Nachdem sich am vergangenen Montag im Amsterdamer Muziektheater zum Einzug der Königin das Publikum von den Plätzen erhoben hatte, verlosch alles Licht im Saal, und mit hörbarer Mechanik öffnete sich der Vorhang zu der Uraufführung von Alfred Schnittkes erster Oper Life with an Idiot: Eine groteske, sehr russische Wärterfigur mit Laterne schlurft suchend durch die Szenerie eines Gogolschen Nachtasyls, mit seltsamen, zu einem Tableau erstarrten Gestalten. Auf der Seitenbühne ist er fündig geworden und zieht an der Hand den Dirigenten, Mstislaw Rostropowitsch zur Rampe, wo er aus seinem schmutzigen Tragebeutel Taktstock und Partitur kramt und sie feierlich dem prominenten Maestro überreicht. Applaus. Das Spiel kann beginnen.

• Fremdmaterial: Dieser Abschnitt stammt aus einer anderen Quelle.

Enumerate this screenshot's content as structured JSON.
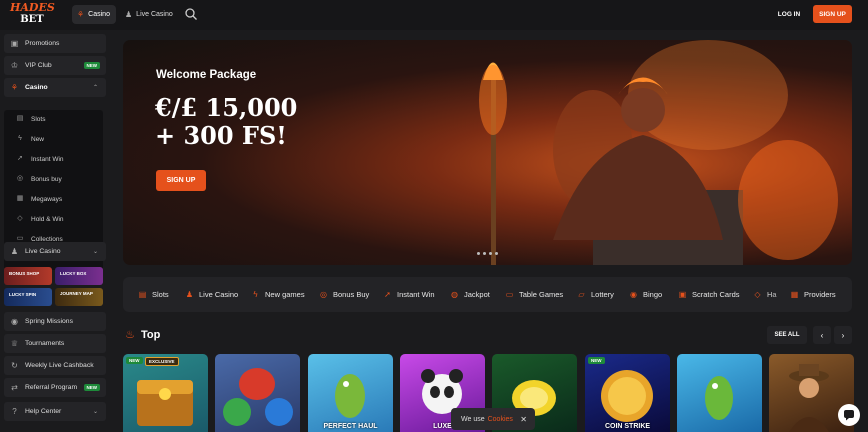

„Das Leben mit einem Idioten ist voller Überraschungen“, singt der Chor (auf russisch), und gemeint sind „Ich“ und „Seine Frau“, die durch widrige Umstände Wowa, den Idioten, bei sich zu Hause aufnehmen müssen, da „Ich“ sonst Schwierigkeiten mit der Partei bekommen würde. Wowa gibt einzig ein vielfältig gefärbtes „Ech“ von sich und bald zum Ensetzen der beiden sein gesittetes Benehmen auf. Was folgt, ist eine wüste ménage à trois, in deren Verlauf der Idiot zunächst Liebhaber „Seiner Frau“, dann des „Ichs“ wird. Es endet mit dem Frauenopfer, und „Ich“ — des Mordes für schuldig befunden — wird dorthin verbannt, von wo Wowa kam, ins Irrenhaus.

Was sich in der szenischen Realisierung durch den „grand old man“ des russischen Musiktheaters, den achtzigjährigen Boris Alexander Prokowski, als problematisch andeutet, ist nicht zuletzt bedingt durch die formale Anlage des Librettos. Der im Westen durch seinen Perestroika-Roman Die Moskauer Schönheit bekannt gewordene Viktor Jerofejew schuf damit die Dramatisierung einer eigenen aus den frühen Achtzigern stammenden Erzählung. Die Umsetzung bedient sich bewußt collagierender Elemente, vor allem immer wieder der Mittel des epischen Theaters. Etwas angestaubt wirkt auf uns heute, was da die Bühne mit dem systematischen Einsatz dramaturgischer Techniken wie Chor- Kommentar, Spruchband, Aus-der- Rolle-Fallen und dem Bloßlegen des theatralischen Apparates aufbietet. Und dann gibt es da noch die verschlüsselten Parallelen, die — wie von Russen versichert wird — jeder sowjetische Bürger sofort verstanden hätte. Bloßen Anspielungen konnte man sich jetzt versagen, der Idiot zeigte sich in seiner wahren Maske — Lenin! Doch die Vermittlung dieser relevanten Bedeutungsebene wurde nicht weiter ausgereizt. Auch Ilja Kabakow, heimlich gefeierter Star des Avantgarde-Untergrundes der Breschnjew-Ära, bleibt mit seiner kargen, eher auf das Kostüm konzentrierten Ausstattung auf der Bühne merklich blaß. Schon die im Programmheft abgebildeten, in markanten Farben gehaltenen Figurinen wirken kräftiger.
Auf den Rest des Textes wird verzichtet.